My parent trap worked perfectly. I now have five parents.
You only live once. Go talk to that gorgeous person… ask them for their phone number, steal their identity, buy yourself a big screen TV
I wrote ‘I loathe ‘ and ac finished it with ‘people’. I’m gonna marry my phone.
The groom watches his bride slowly raise the hem of her beautiful lace gown in preparation for the garter game revealing a giant pair of shiny red clown shoes and suddenly the line about “in circus and in health” made perfect sense.

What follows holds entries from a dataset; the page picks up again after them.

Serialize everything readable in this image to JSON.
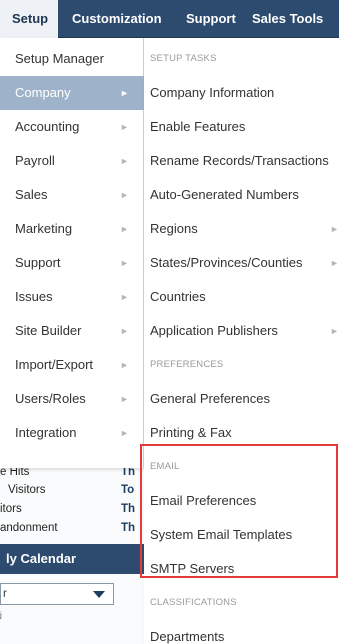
{
  "topnav": {
    "tabs": [
      {
        "label": "Setup"
      },
      {
        "label": "Customization"
      },
      {
        "label": "Support"
      },
      {
        "label": "Sales Tools"
      }
    ]
  },
  "menu1": {
    "items": [
      {
        "label": "Setup Manager",
        "has_submenu": false
      },
      {
        "label": "Company",
        "has_submenu": true,
        "active": true
      },
      {
        "label": "Accounting",
        "has_submenu": true
      },
      {
        "label": "Payroll",
        "has_submenu": true
      },
      {
        "label": "Sales",
        "has_submenu": true
      },
      {
        "label": "Marketing",
        "has_submenu": true
      },
      {
        "label": "Support",
        "has_submenu": true
      },
      {
        "label": "Issues",
        "has_submenu": true
      },
      {
        "label": "Site Builder",
        "has_submenu": true
      },
      {
        "label": "Import/Export",
        "has_submenu": true
      },
      {
        "label": "Users/Roles",
        "has_submenu": true
      },
      {
        "label": "Integration",
        "has_submenu": true
      }
    ]
  },
  "menu2": {
    "setup_tasks_header": "SETUP TASKS",
    "setup_tasks": [
      {
        "label": "Company Information"
      },
      {
        "label": "Enable Features"
      },
      {
        "label": "Rename Records/Transactions"
      },
      {
        "label": "Auto-Generated Numbers"
      },
      {
        "label": "Regions"
      },
      {
        "label": "States/Provinces/Counties"
      },
      {
        "label": "Countries"
      },
      {
        "label": "Application Publishers"
      }
    ],
    "preferences_header": "PREFERENCES",
    "preferences": [
      {
        "label": "General Preferences"
      },
      {
        "label": "Printing & Fax"
      }
    ],
    "email_header": "EMAIL",
    "email": [
      {
        "label": "Email Preferences"
      },
      {
        "label": "System Email Templates"
      },
      {
        "label": "SMTP Servers"
      }
    ],
    "classifications_header": "CLASSIFICATIONS",
    "classifications": [
      {
        "label": "Departments"
      }
    ]
  },
  "background": {
    "rows": [
      {
        "left": "e Hits",
        "right": "Th"
      },
      {
        "left": "Visitors",
        "right": "To"
      },
      {
        "left": "itors",
        "right": "Th"
      },
      {
        "left": "andonment",
        "right": "Th"
      }
    ],
    "calendar_title": "ly Calendar",
    "calendar_select_value": "r",
    "bottom_text": "ʲ"
  },
  "colors": {
    "nav_bg": "#2d4b6f",
    "active_item_bg": "#9eb3c9",
    "highlight_border": "#e5393a"
  }
}
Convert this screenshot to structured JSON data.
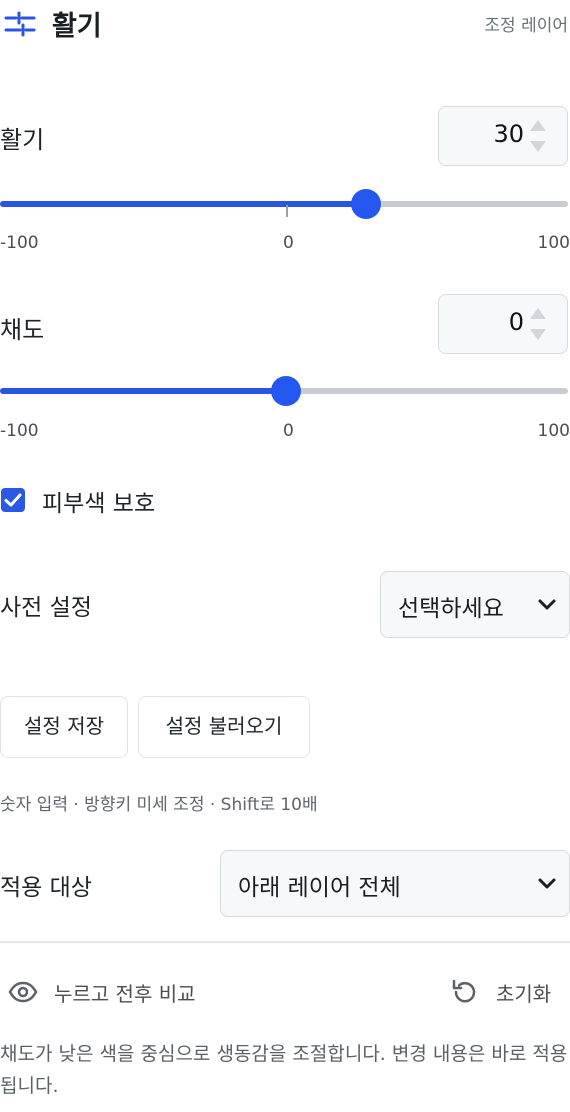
{
  "header": {
    "title": "활기",
    "subtitle": "조정 레이어",
    "icon": "sliders-icon"
  },
  "vibrance": {
    "label": "활기",
    "value": "30",
    "min_label": "-100",
    "mid_label": "0",
    "max_label": "100",
    "level": 30
  },
  "saturation": {
    "label": "채도",
    "value": "0",
    "min_label": "-100",
    "mid_label": "0",
    "max_label": "100",
    "level": 0
  },
  "skin_protect": {
    "label": "피부색 보호",
    "checked": true
  },
  "preset": {
    "label": "사전 설정",
    "selected": "선택하세요"
  },
  "buttons": {
    "save": "설정 저장",
    "load": "설정 불러오기"
  },
  "hint": "숫자 입력 · 방향키 미세 조정 · Shift로 10배",
  "apply_to": {
    "label": "적용 대상",
    "selected": "아래 레이어 전체"
  },
  "footer": {
    "compare": "누르고 전후 비교",
    "reset": "초기화"
  },
  "description": "채도가 낮은 색을 중심으로 생동감을 조절합니다. 변경 내용은 바로 적용됩니다.",
  "colors": {
    "accent": "#2457f0",
    "track": "#c9ccd1"
  }
}
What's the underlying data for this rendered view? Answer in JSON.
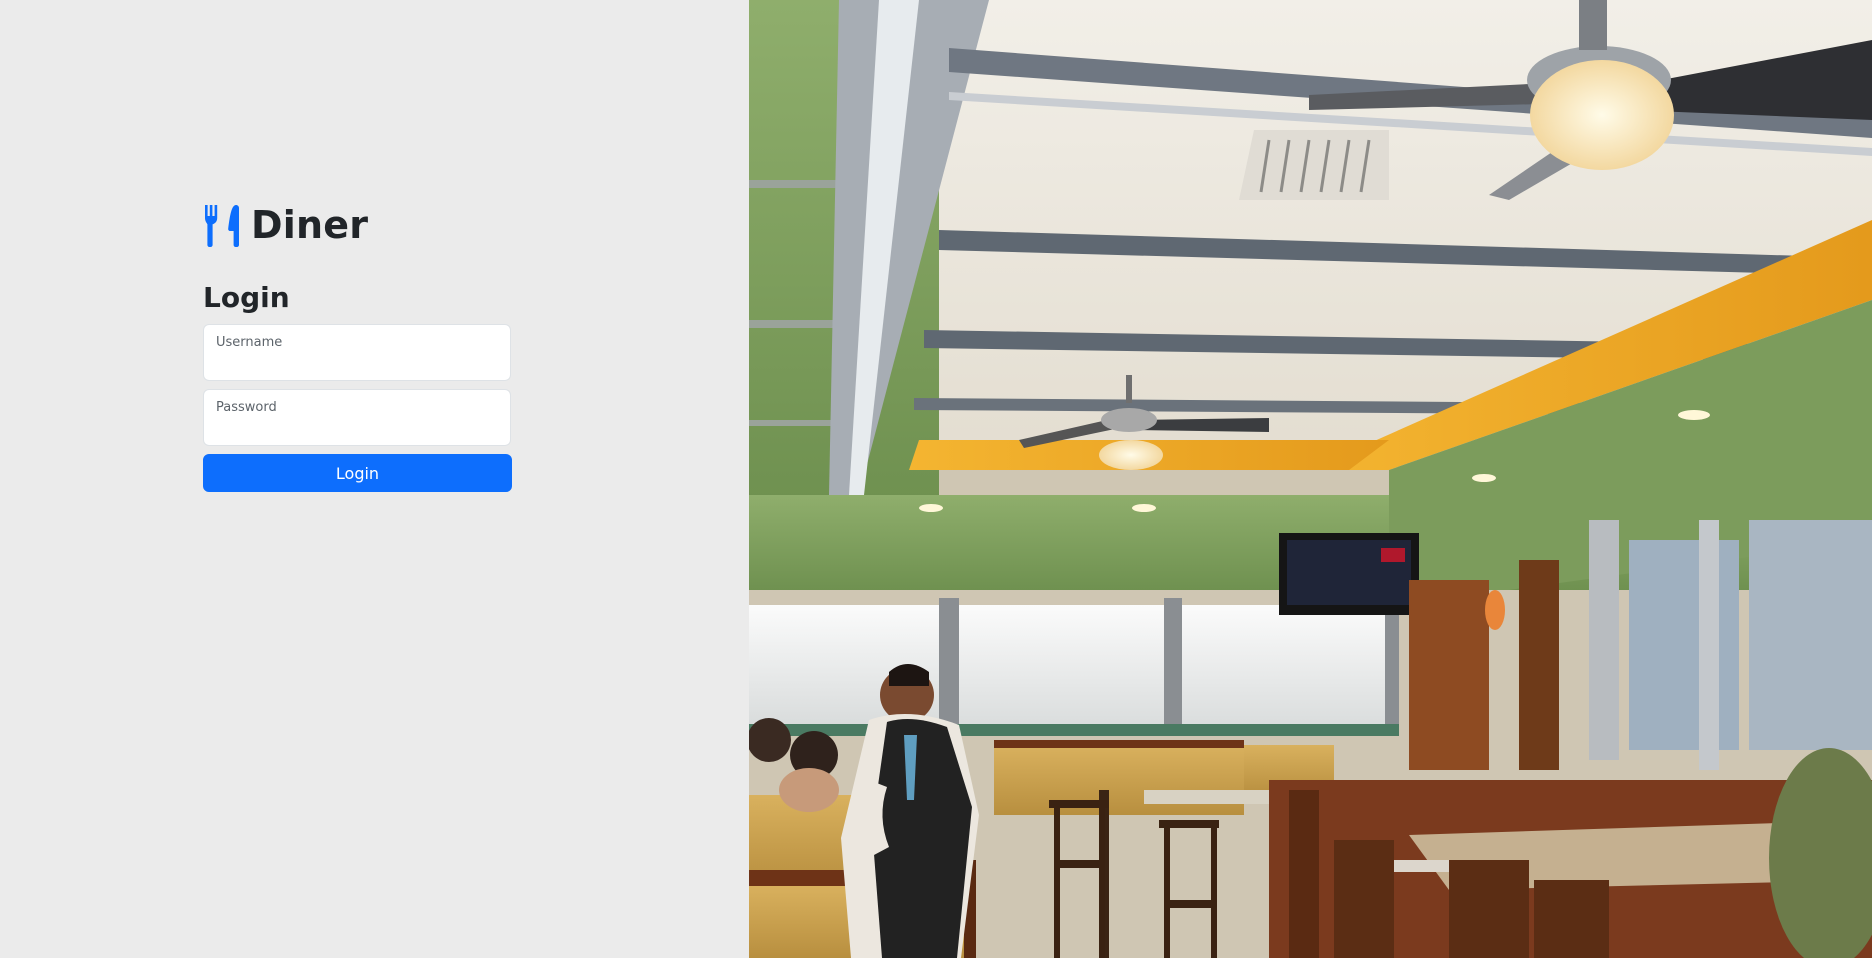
{
  "brand": {
    "name": "Diner",
    "icon": "utensils-icon",
    "icon_color": "#0d6efd"
  },
  "login": {
    "heading": "Login",
    "username_label": "Username",
    "username_value": "",
    "password_label": "Password",
    "password_value": "",
    "button_label": "Login"
  },
  "hero": {
    "image": "diner-interior-photo"
  },
  "colors": {
    "background": "#ebebeb",
    "primary": "#0d6efd",
    "text": "#212529"
  }
}
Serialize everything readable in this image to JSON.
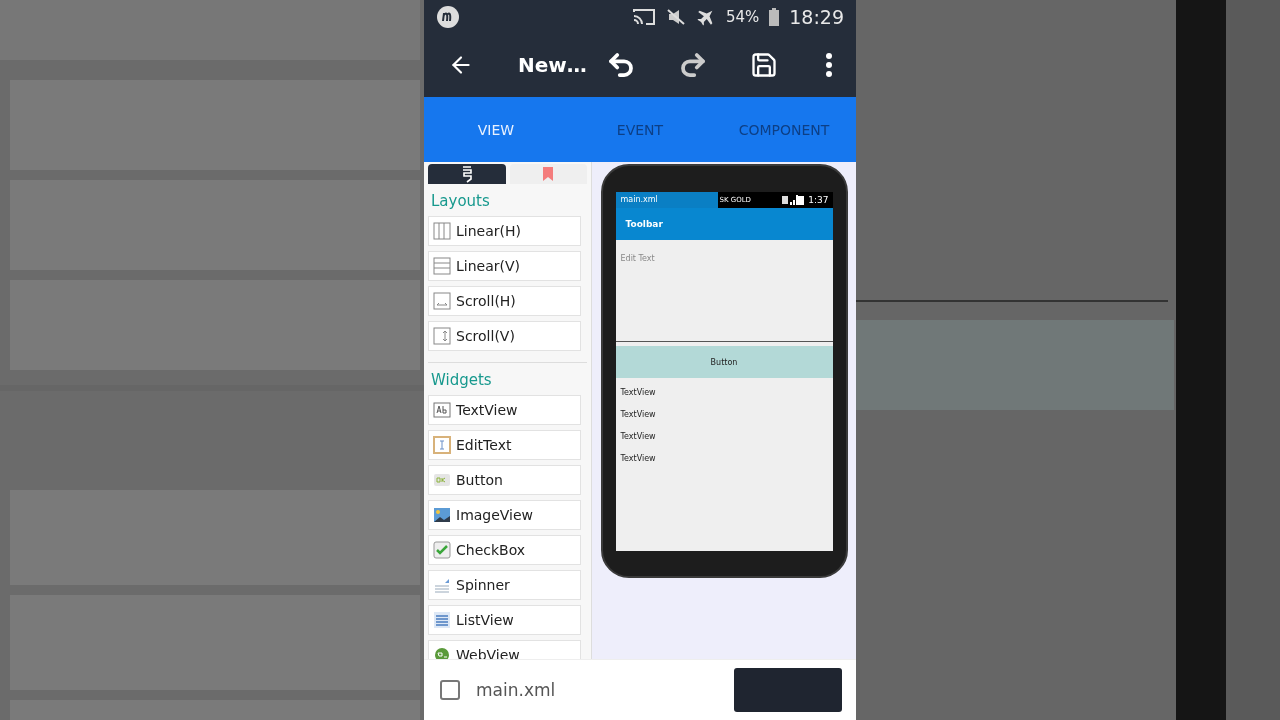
{
  "status_bar": {
    "battery": "54%",
    "time": "18:29"
  },
  "toolbar": {
    "title": "New…"
  },
  "tabs": [
    {
      "label": "VIEW",
      "selected": true
    },
    {
      "label": "EVENT",
      "selected": false
    },
    {
      "label": "COMPONENT",
      "selected": false
    }
  ],
  "palette": {
    "tabs": [
      {
        "kind": "widgets",
        "selected": true
      },
      {
        "kind": "bookmark",
        "selected": false
      }
    ],
    "sections": [
      {
        "title": "Layouts",
        "items": [
          {
            "label": "Linear(H)",
            "kind": "linear-h"
          },
          {
            "label": "Linear(V)",
            "kind": "linear-v"
          },
          {
            "label": "Scroll(H)",
            "kind": "scroll-h"
          },
          {
            "label": "Scroll(V)",
            "kind": "scroll-v"
          }
        ]
      },
      {
        "title": "Widgets",
        "items": [
          {
            "label": "TextView",
            "kind": "textview"
          },
          {
            "label": "EditText",
            "kind": "edittext"
          },
          {
            "label": "Button",
            "kind": "button"
          },
          {
            "label": "ImageView",
            "kind": "imageview"
          },
          {
            "label": "CheckBox",
            "kind": "checkbox"
          },
          {
            "label": "Spinner",
            "kind": "spinner"
          },
          {
            "label": "ListView",
            "kind": "listview"
          },
          {
            "label": "WebView",
            "kind": "webview"
          }
        ]
      }
    ]
  },
  "preview": {
    "file": "main.xml",
    "carrier": "SK GOLD",
    "time": "1:37",
    "toolbar_title": "Toolbar",
    "widgets": [
      {
        "kind": "edittext",
        "hint": "Edit Text"
      },
      {
        "kind": "button",
        "label": "Button"
      },
      {
        "kind": "textview",
        "text": "TextView"
      },
      {
        "kind": "textview",
        "text": "TextView"
      },
      {
        "kind": "textview",
        "text": "TextView"
      },
      {
        "kind": "textview",
        "text": "TextView"
      }
    ]
  },
  "bottom_bar": {
    "file": "main.xml"
  }
}
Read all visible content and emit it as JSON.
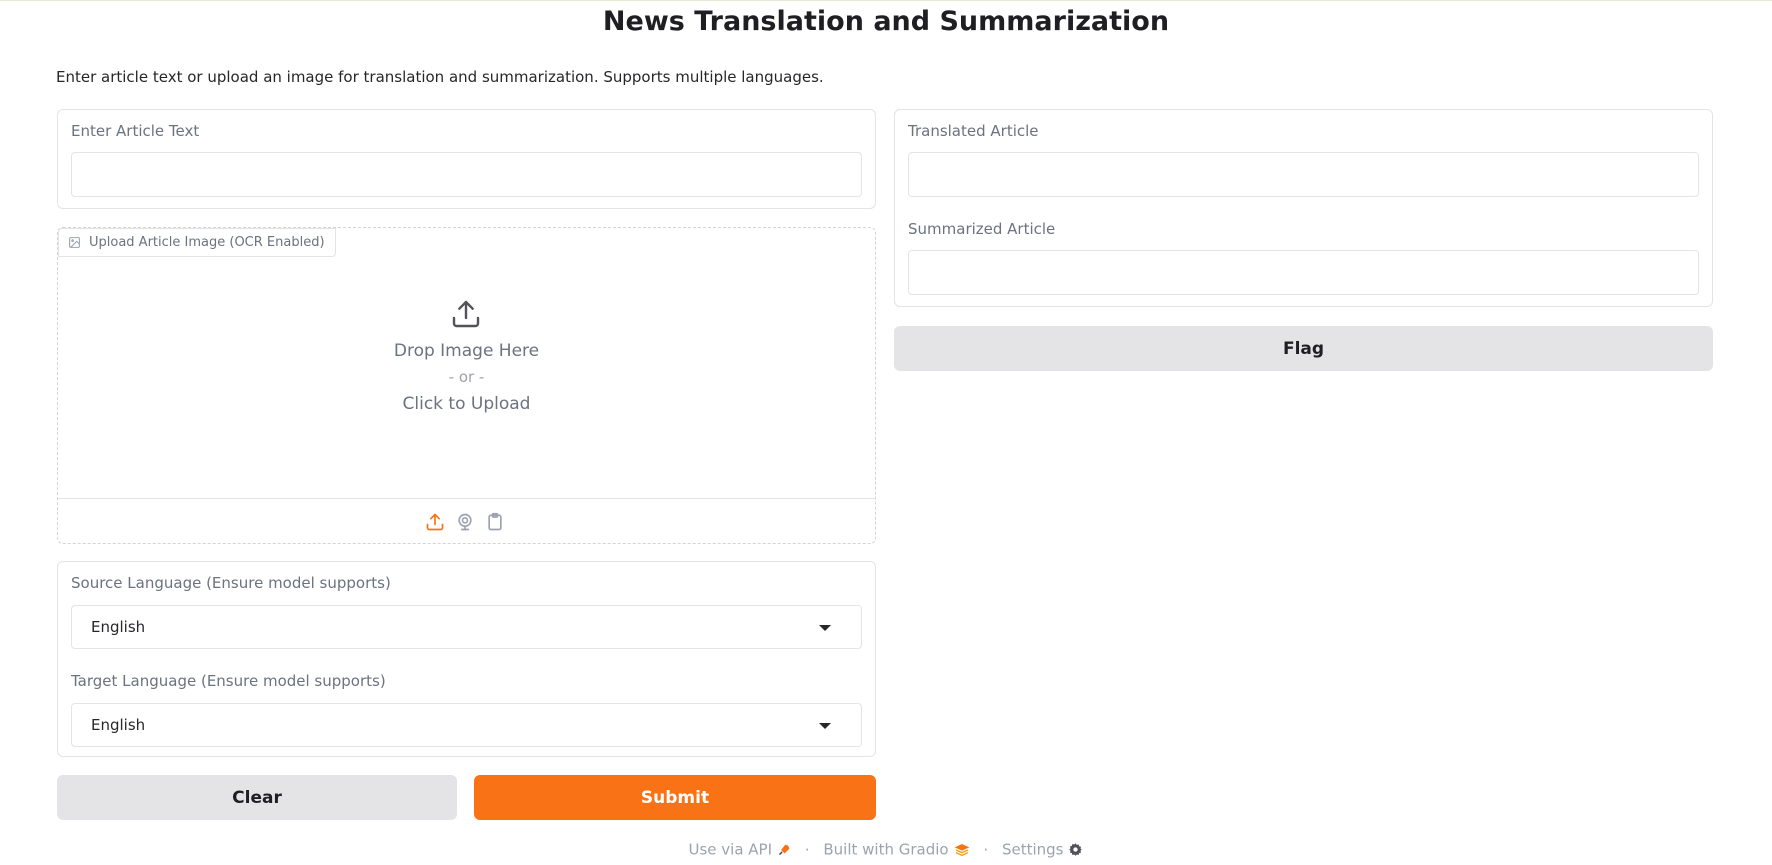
{
  "header": {
    "title": "News Translation and Summarization",
    "description": "Enter article text or upload an image for translation and summarization. Supports multiple languages."
  },
  "inputs": {
    "article_text": {
      "label": "Enter Article Text",
      "value": ""
    },
    "image_upload": {
      "label": "Upload Article Image (OCR Enabled)",
      "drop_text": "Drop Image Here",
      "or_text": "- or -",
      "click_text": "Click to Upload",
      "toolbar_icons": [
        "upload-icon",
        "webcam-icon",
        "clipboard-icon"
      ],
      "active_icon_color": "#f97316"
    },
    "source_language": {
      "label": "Source Language (Ensure model supports)",
      "value": "English"
    },
    "target_language": {
      "label": "Target Language (Ensure model supports)",
      "value": "English"
    }
  },
  "outputs": {
    "translated_article": {
      "label": "Translated Article",
      "value": ""
    },
    "summarized_article": {
      "label": "Summarized Article",
      "value": ""
    }
  },
  "actions": {
    "clear_label": "Clear",
    "submit_label": "Submit",
    "flag_label": "Flag",
    "primary_color": "#f97316"
  },
  "footer": {
    "api_label": "Use via API",
    "built_label": "Built with Gradio",
    "settings_label": "Settings",
    "separator": "·"
  }
}
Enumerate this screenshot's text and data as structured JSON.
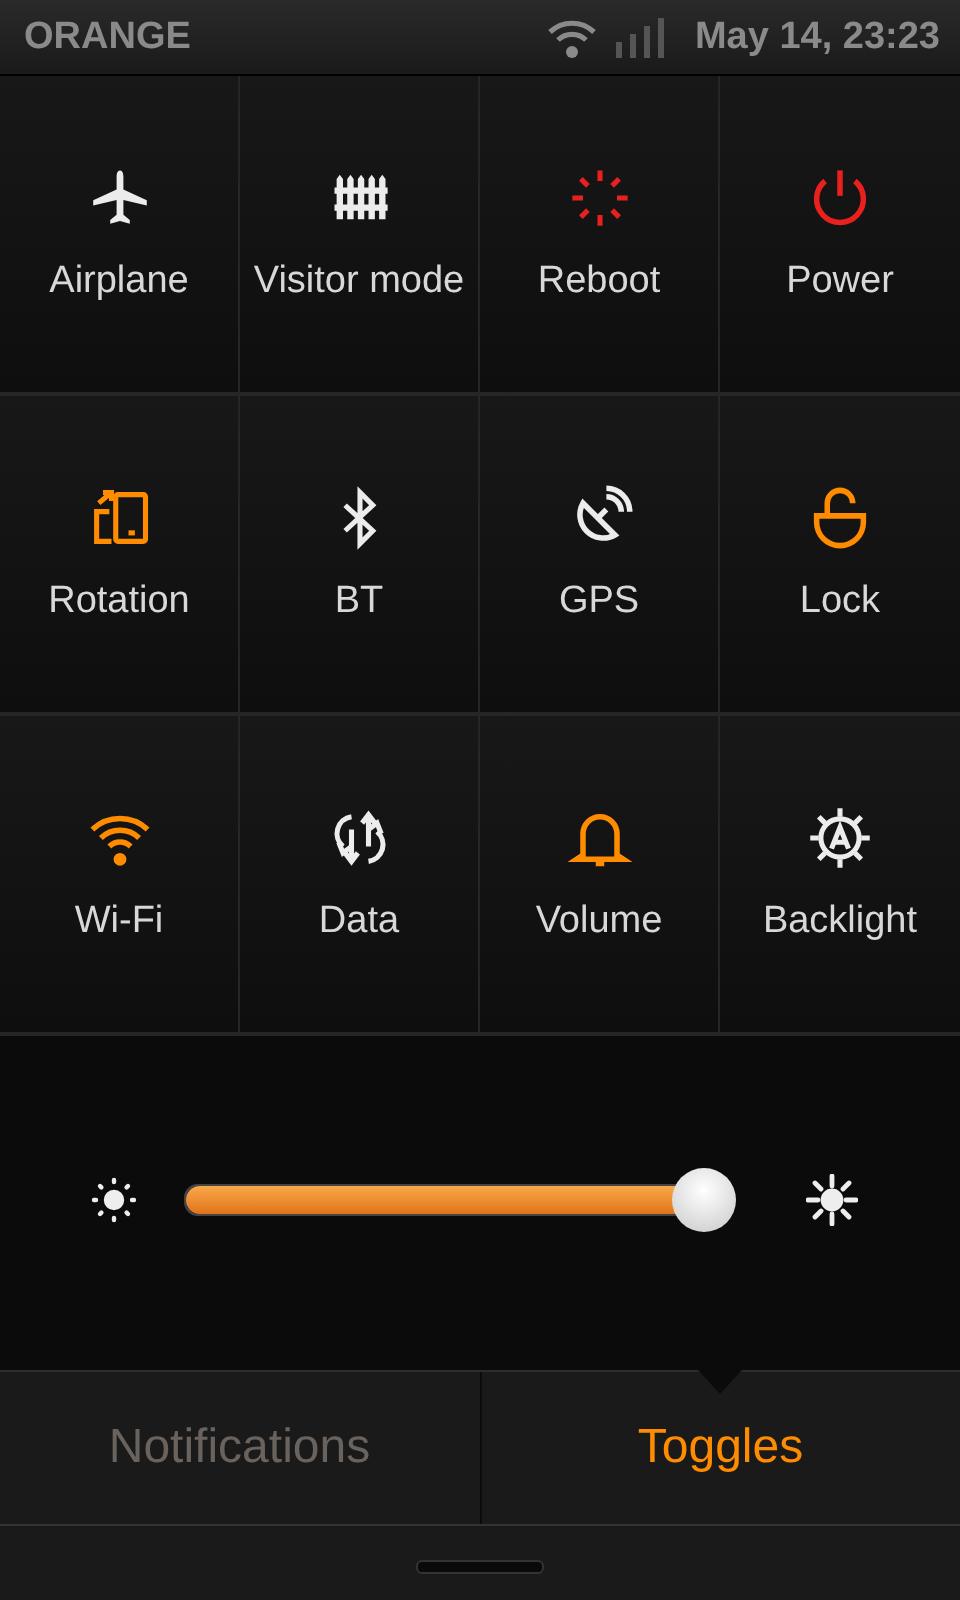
{
  "status_bar": {
    "carrier": "ORANGE",
    "datetime": "May 14, 23:23"
  },
  "toggles": [
    {
      "label": "Airplane",
      "kind": "toggle",
      "on": false
    },
    {
      "label": "Visitor mode",
      "kind": "toggle",
      "on": false
    },
    {
      "label": "Reboot",
      "kind": "action"
    },
    {
      "label": "Power",
      "kind": "action"
    },
    {
      "label": "Rotation",
      "kind": "toggle",
      "on": true
    },
    {
      "label": "BT",
      "kind": "toggle",
      "on": false
    },
    {
      "label": "GPS",
      "kind": "toggle",
      "on": false
    },
    {
      "label": "Lock",
      "kind": "toggle",
      "on": true
    },
    {
      "label": "Wi-Fi",
      "kind": "toggle",
      "on": true
    },
    {
      "label": "Data",
      "kind": "toggle",
      "on": false
    },
    {
      "label": "Volume",
      "kind": "toggle",
      "on": true
    },
    {
      "label": "Backlight",
      "kind": "toggle",
      "on": false
    }
  ],
  "brightness": {
    "level": 0.96
  },
  "tabs": [
    {
      "label": "Notifications",
      "selected": false
    },
    {
      "label": "Toggles",
      "selected": true
    }
  ]
}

Halfway through my stand-up routine I started getting heckled. The crowd shouted such insults as “This sucks” and “Stop it” and “Why are you doing this to us, Mom?”
Yes, Karen, I know that exercise is a great stress reliever. I’ll have you know that I power walked to the freezer aisle in the store to get this ice cream before they closed.
I got fired from my job at the keyboard factory.
They said I wasn’t putting in enough shifts.
Harrison Ford just turned up at my AA group. I’ve never seen Han so low.
[red carpet] “So Ryan, who are u with tonight?”
Ryan Gosling [proudly] “My parents”
[two geese in black tie nervously shuffle to his side]
My boss says I’m not allowed to begin work emails saying “listen, you stupid f****rs” anymore
[post sex]
Her: I wonder what he’s thinking about, I hope it wasn’t bad
Me: if you made tea from lizards it’d be called chamomeleon
Calm down white moms on dish detergent commercials, no wife is EVER that excited about dishes. Ever.
Sucks how every girl I’m interested in is either taken or has good taste in men.
Reverse cowgirl, so I can eat my ice cream without sharing.
COP: Do you know that you have an outstanding warrant?
ME: Well I didn’t know it was outstanding…..but I figured it was better than average
Ask your doctor if doctors are right for you. Make them self conscious. Question their motives. Die unnecessarily young and smug.
HER: Did you eat my Milk Duds?
ME: *silently chews for 7 minutes, finally swallows* first of all, i don’t appreciate your accusations
If we get to have sex with our valentines on Valentine’s Day I can’t wait until Presidents’ Day.